Fue hacia 1080 cuando escuchó la llamada a una vida de total entrega a la penitencia y la contemplación. Abandonando su cátedra se retiró junto con algunos discípulos cerca de Molesme, y mas tarde al macizo de Chartreuse, cerca de Grenoble, en los Alpes del Delfinado donde instaura un tipo de vida monástica sumamente parecida, en ciertos aspectos a la que había concebido San Romualdo: los hermanos vivirían como ermitaños, pero se reunirían para la celebración litúrgica.
En 1088, a instancias del Papa Urbano II - su antiguo alumno, Bruno hubo de abandonar Chartreuse para no volver a verla más. Tras pasar 3 o 4 años en Roma, obtuvo permiso para retirarse a Calabria, en donde fundó un nuevo retiro en el desierto de La Torre. Allí fue donde murió, cerca de Serra, en 1101.
El combate espiritual de Bruno por la Iglesia empieza por la renuncia y consiste en la oración, el trabajo y la penitencia. La gran batalla se libra por medios que parecen incongruentes, ¿no seria más efectivo recorrer Europa catequizando, predicando, convenciendo?. No, el camino de este hombre es la soledad y las asperezas de una vida durísima, el ideal más severo de toda la historia de la Iglesia que ha pervivido en todo su rigor hasta hoy. Ser cartujo es morir al mundo, abrazar el silencio, la mortificación extremada, reducir la existencia a un pequeño huerto, a una vida rigurosa, a la prioridad absoluta de Dios.

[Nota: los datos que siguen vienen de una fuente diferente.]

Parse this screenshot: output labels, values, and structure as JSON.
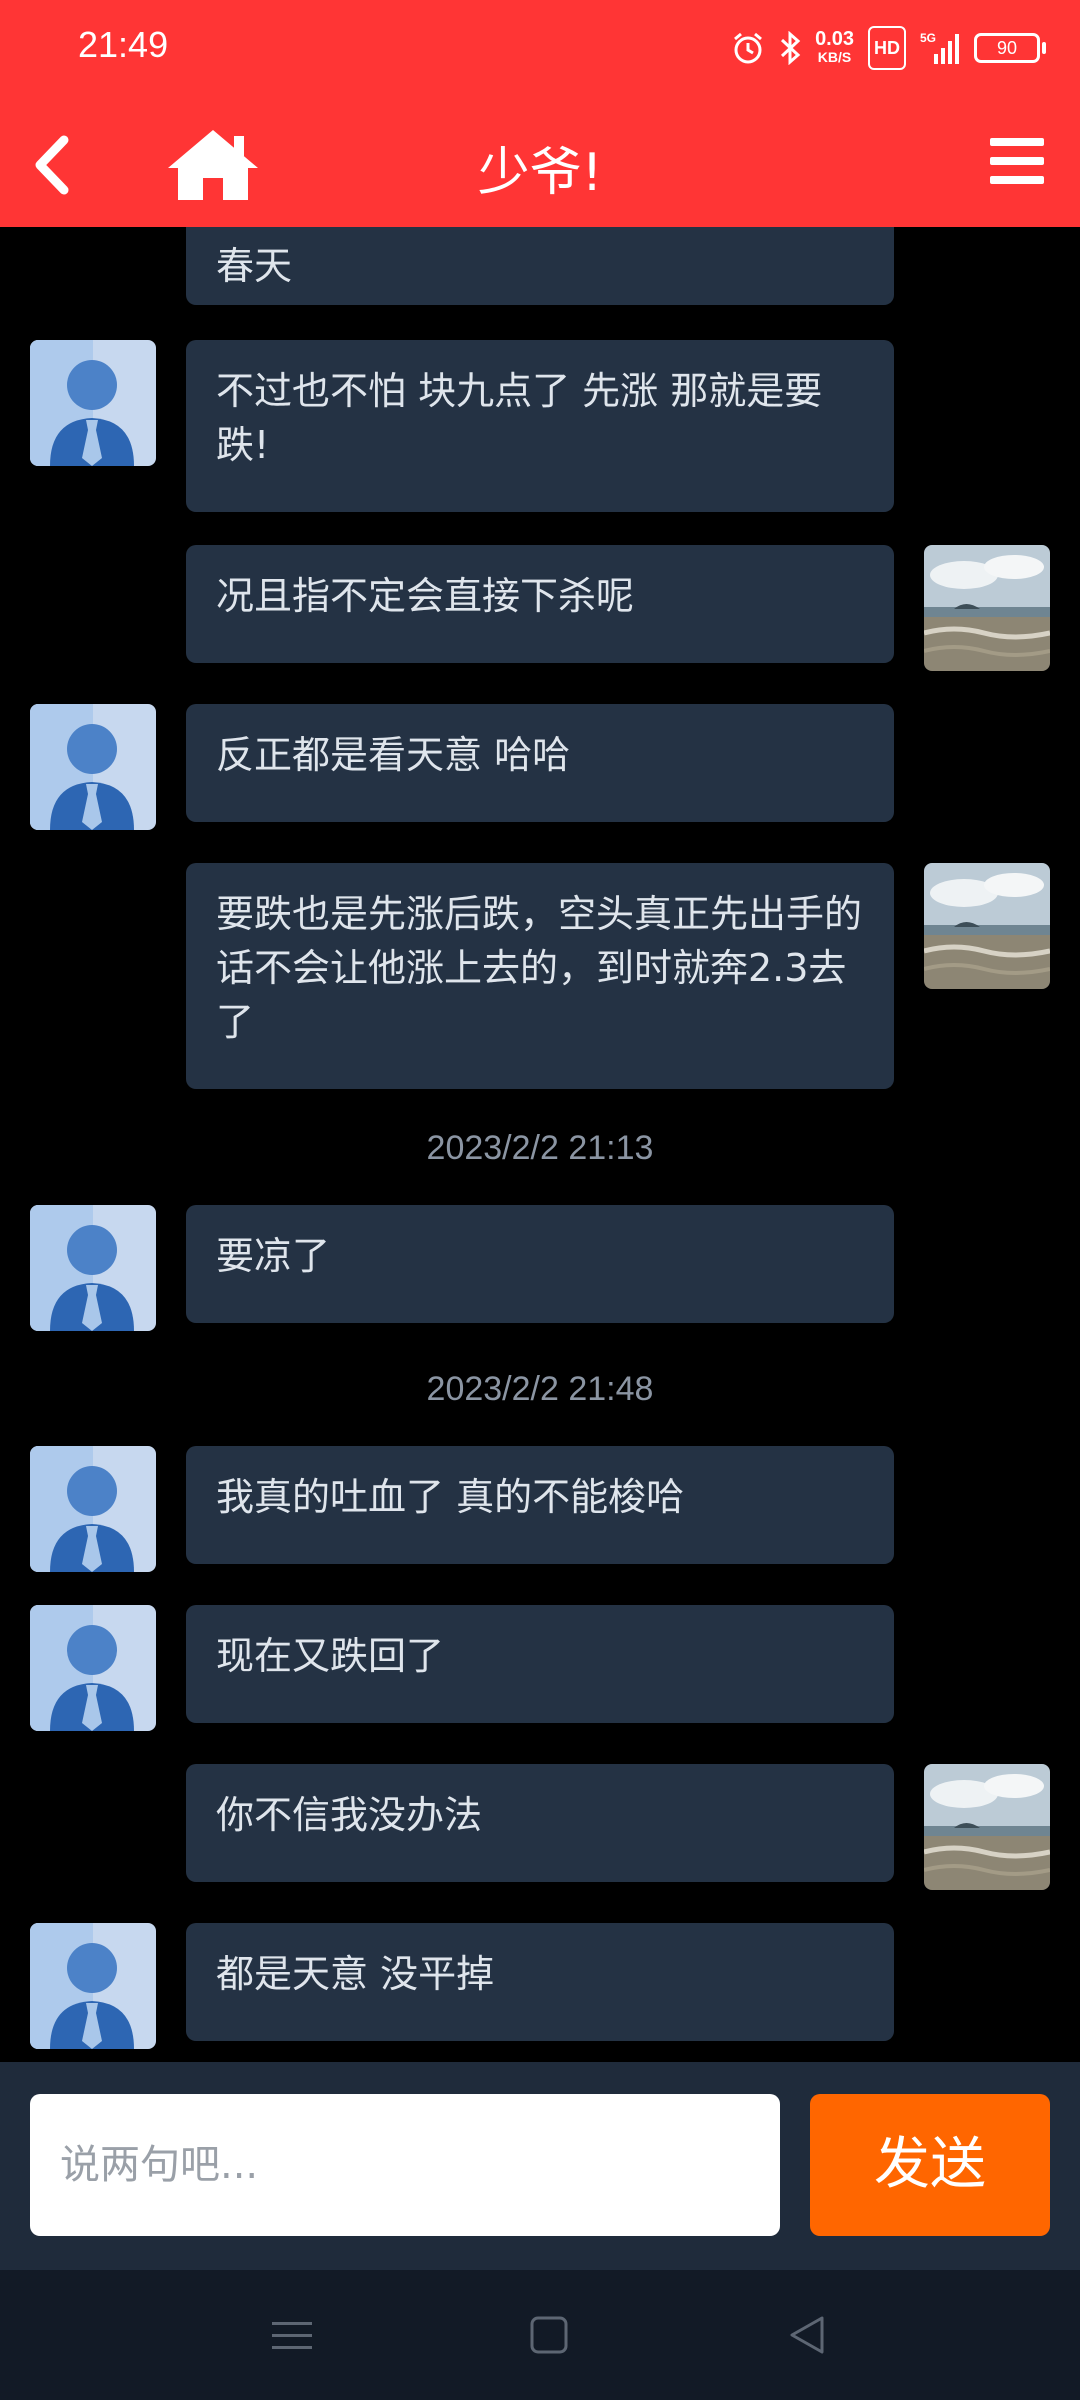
{
  "status_bar": {
    "time": "21:49",
    "net_speed": "0.03",
    "net_unit": "KB/S",
    "hd": "HD",
    "signal": "5G",
    "battery": "90"
  },
  "header": {
    "title": "少爷!",
    "accent_color": "#ff3535"
  },
  "messages": [
    {
      "side": "left",
      "text": "春天",
      "avatar": "default-user-avatar"
    },
    {
      "side": "left",
      "text": "不过也不怕 块九点了 先涨 那就是要跌!",
      "avatar": "default-user-avatar"
    },
    {
      "side": "right",
      "text": "况且指不定会直接下杀呢",
      "avatar": "seascape-avatar"
    },
    {
      "side": "left",
      "text": "反正都是看天意 哈哈",
      "avatar": "default-user-avatar"
    },
    {
      "side": "right",
      "text": "要跌也是先涨后跌，空头真正先出手的话不会让他涨上去的，到时就奔2.3去了",
      "avatar": "seascape-avatar"
    },
    {
      "timestamp": "2023/2/2 21:13"
    },
    {
      "side": "left",
      "text": "要凉了",
      "avatar": "default-user-avatar"
    },
    {
      "timestamp": "2023/2/2 21:48"
    },
    {
      "side": "left",
      "text": "我真的吐血了 真的不能梭哈",
      "avatar": "default-user-avatar"
    },
    {
      "side": "left",
      "text": "现在又跌回了",
      "avatar": "default-user-avatar"
    },
    {
      "side": "right",
      "text": "你不信我没办法",
      "avatar": "seascape-avatar"
    },
    {
      "side": "left",
      "text": "都是天意 没平掉",
      "avatar": "default-user-avatar"
    }
  ],
  "composer": {
    "placeholder": "说两句吧...",
    "send_label": "发送",
    "send_color": "#ff6600"
  }
}
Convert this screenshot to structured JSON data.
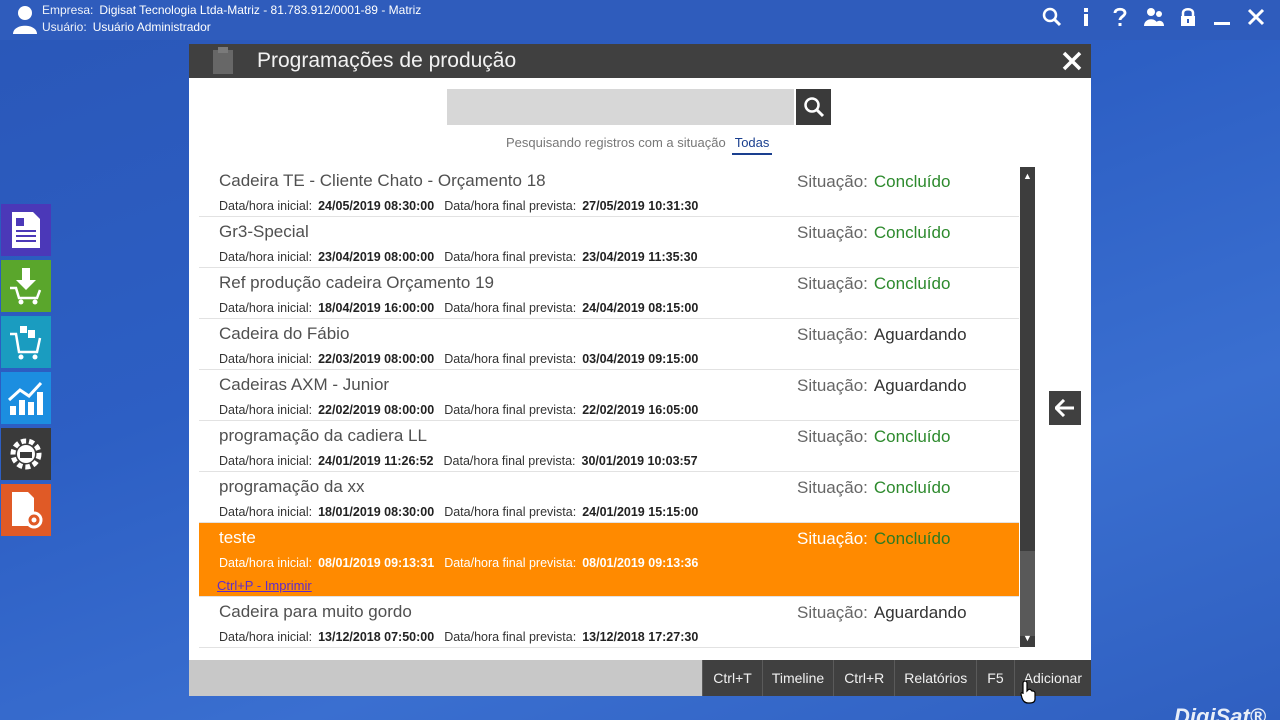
{
  "topbar": {
    "empresa_label": "Empresa:",
    "empresa_value": "Digisat Tecnologia Ltda-Matriz - 81.783.912/0001-89 - Matriz",
    "usuario_label": "Usuário:",
    "usuario_value": "Usuário Administrador",
    "icons": [
      "search-icon",
      "info-icon",
      "help-icon",
      "users-icon",
      "lock-icon",
      "minimize-icon",
      "close-icon"
    ]
  },
  "sidebar": {
    "items": [
      {
        "icon": "document-list-icon",
        "color": "#4b38b8"
      },
      {
        "icon": "download-cart-icon",
        "color": "#5aa62c"
      },
      {
        "icon": "shopping-cart-icon",
        "color": "#1a9cc0"
      },
      {
        "icon": "growth-chart-icon",
        "color": "#1c8ee0"
      },
      {
        "icon": "factory-gear-icon",
        "color": "#3a3a3a"
      },
      {
        "icon": "document-settings-icon",
        "color": "#e05a26"
      }
    ]
  },
  "dialog": {
    "title": "Programações de produção",
    "search_placeholder": "",
    "filter_text": "Pesquisando registros com a situação",
    "filter_value": "Todas",
    "labels": {
      "start": "Data/hora inicial:",
      "end": "Data/hora final prevista:",
      "situation": "Situação:"
    },
    "rows": [
      {
        "name": "Cadeira TE - Cliente Chato - Orçamento 18",
        "start": "24/05/2019 08:30:00",
        "end": "27/05/2019 10:31:30",
        "status": "Concluído",
        "status_kind": "done"
      },
      {
        "name": "Gr3-Special",
        "start": "23/04/2019 08:00:00",
        "end": "23/04/2019 11:35:30",
        "status": "Concluído",
        "status_kind": "done"
      },
      {
        "name": "Ref produção cadeira Orçamento 19",
        "start": "18/04/2019 16:00:00",
        "end": "24/04/2019 08:15:00",
        "status": "Concluído",
        "status_kind": "done"
      },
      {
        "name": "Cadeira do Fábio",
        "start": "22/03/2019 08:00:00",
        "end": "03/04/2019 09:15:00",
        "status": "Aguardando",
        "status_kind": "wait"
      },
      {
        "name": "Cadeiras AXM - Junior",
        "start": "22/02/2019 08:00:00",
        "end": "22/02/2019 16:05:00",
        "status": "Aguardando",
        "status_kind": "wait"
      },
      {
        "name": "programação da cadiera LL",
        "start": "24/01/2019 11:26:52",
        "end": "30/01/2019 10:03:57",
        "status": "Concluído",
        "status_kind": "done"
      },
      {
        "name": "programação da xx",
        "start": "18/01/2019 08:30:00",
        "end": "24/01/2019 15:15:00",
        "status": "Concluído",
        "status_kind": "done"
      },
      {
        "name": "teste",
        "start": "08/01/2019 09:13:31",
        "end": "08/01/2019 09:13:36",
        "status": "Concluído",
        "status_kind": "done",
        "selected": true,
        "print_link": "Ctrl+P - Imprimir"
      },
      {
        "name": "Cadeira para muito gordo",
        "start": "13/12/2018 07:50:00",
        "end": "13/12/2018 17:27:30",
        "status": "Aguardando",
        "status_kind": "wait"
      }
    ],
    "footer": {
      "buttons": [
        {
          "key": "Ctrl+T",
          "label": "Timeline"
        },
        {
          "key": "Ctrl+R",
          "label": "Relatórios"
        },
        {
          "key": "F5",
          "label": "Adicionar"
        }
      ]
    }
  },
  "brand": "DigiSat®",
  "colors": {
    "selected_row": "#ff8a00",
    "status_done": "#2d8a2d",
    "header_dark": "#404040",
    "desktop_blue": "#2d5fc4"
  }
}
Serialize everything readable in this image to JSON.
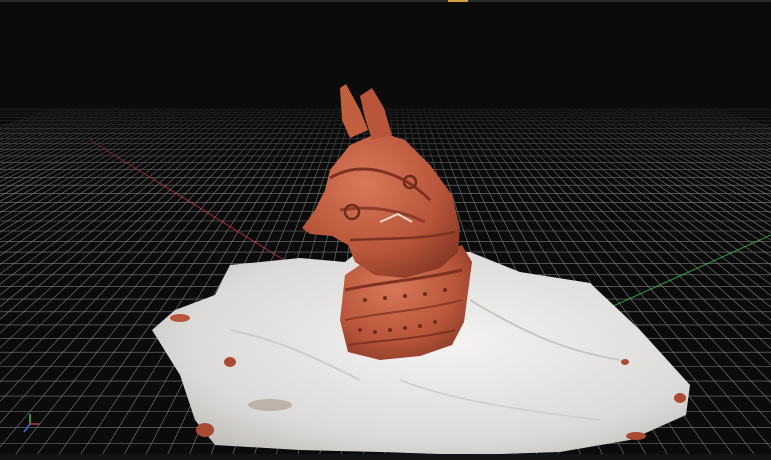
{
  "app": {
    "view": "3D viewport"
  },
  "scene": {
    "background": "#0b0b0c",
    "grid_color": "#d8d8d8",
    "x_axis_color": "#c8343a",
    "y_axis_color": "#3fbf4a",
    "model_color": "#b8553a",
    "cloth_color": "#e8e6e4"
  },
  "gizmo": {
    "icon": "axis-gizmo-icon"
  },
  "accent": "#d8a23a"
}
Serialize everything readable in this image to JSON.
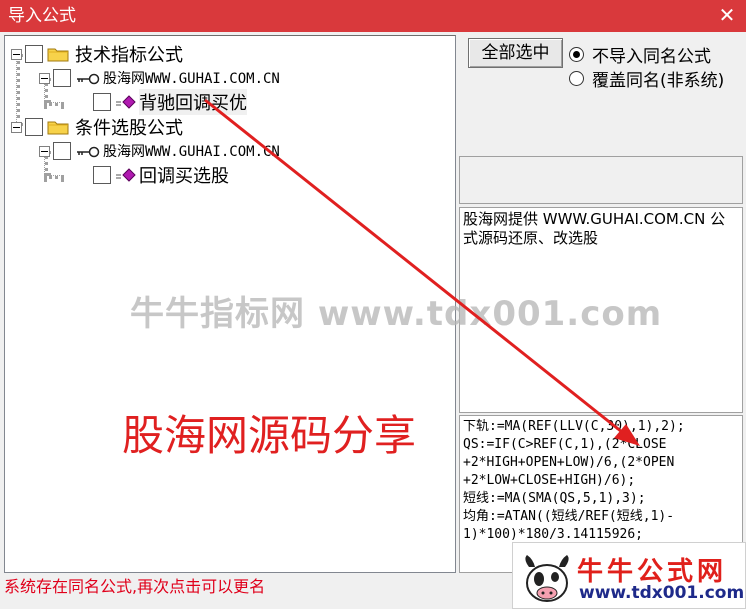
{
  "window": {
    "title": "导入公式",
    "close_glyph": "✕"
  },
  "tree": {
    "group1": {
      "label": "技术指标公式",
      "source": "股海网WWW.GUHAI.COM.CN",
      "item": "背驰回调买优"
    },
    "group2": {
      "label": "条件选股公式",
      "source": "股海网WWW.GUHAI.COM.CN",
      "item": "回调买选股"
    }
  },
  "controls": {
    "select_all": "全部选中",
    "radio_no_import": "不导入同名公式",
    "radio_overwrite": "覆盖同名(非系统)",
    "selected": "no_import"
  },
  "description": "股海网提供 WWW.GUHAI.COM.CN 公式源码还原、改选股",
  "code_lines": [
    "下轨:=MA(REF(LLV(C,30),1),2);",
    "QS:=IF(C>REF(C,1),(2*CLOSE",
    "+2*HIGH+OPEN+LOW)/6,(2*OPEN",
    "+2*LOW+CLOSE+HIGH)/6);",
    "短线:=MA(SMA(QS,5,1),3);",
    "均角:=ATAN((短线/REF(短线,1)-",
    "1)*100)*180/3.14115926;"
  ],
  "status_text": "系统存在同名公式,再次点击可以更名",
  "overlay": {
    "watermark": "牛牛指标网 www.tdx001.com",
    "share_text": "股海网源码分享",
    "logo_title": "牛牛公式网",
    "logo_url": "www.tdx001.com"
  },
  "colors": {
    "titlebar": "#d9393c",
    "status_text": "#e0001b",
    "arrow": "#e02020"
  },
  "icons": {
    "folder": "folder-icon",
    "key": "key-icon",
    "formula": "formula-icon",
    "expander": "minus-box-icon"
  }
}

Para él la Iglesia se salva desde allí, no en medio del mundo, pero años después un antiguo discípulo hecho Papa le llamará como consejero a Roma, la mayor penitencia que podía imponérsela. Bruno va a obedecer muerto de añoranza por su Cartuja, y morirá en otra fundación italiana, muy lejos de su valle de Grenoble. Bruno y sus monjes blancos, desasidos de cualquier interés terrenal, que llevan el desierto consigo como lugar de encuentro con Dios, son un rincón privilegiado de sombra y de silencio, de adoración, en la vida de la Iglesia, el jardín más austero del alma.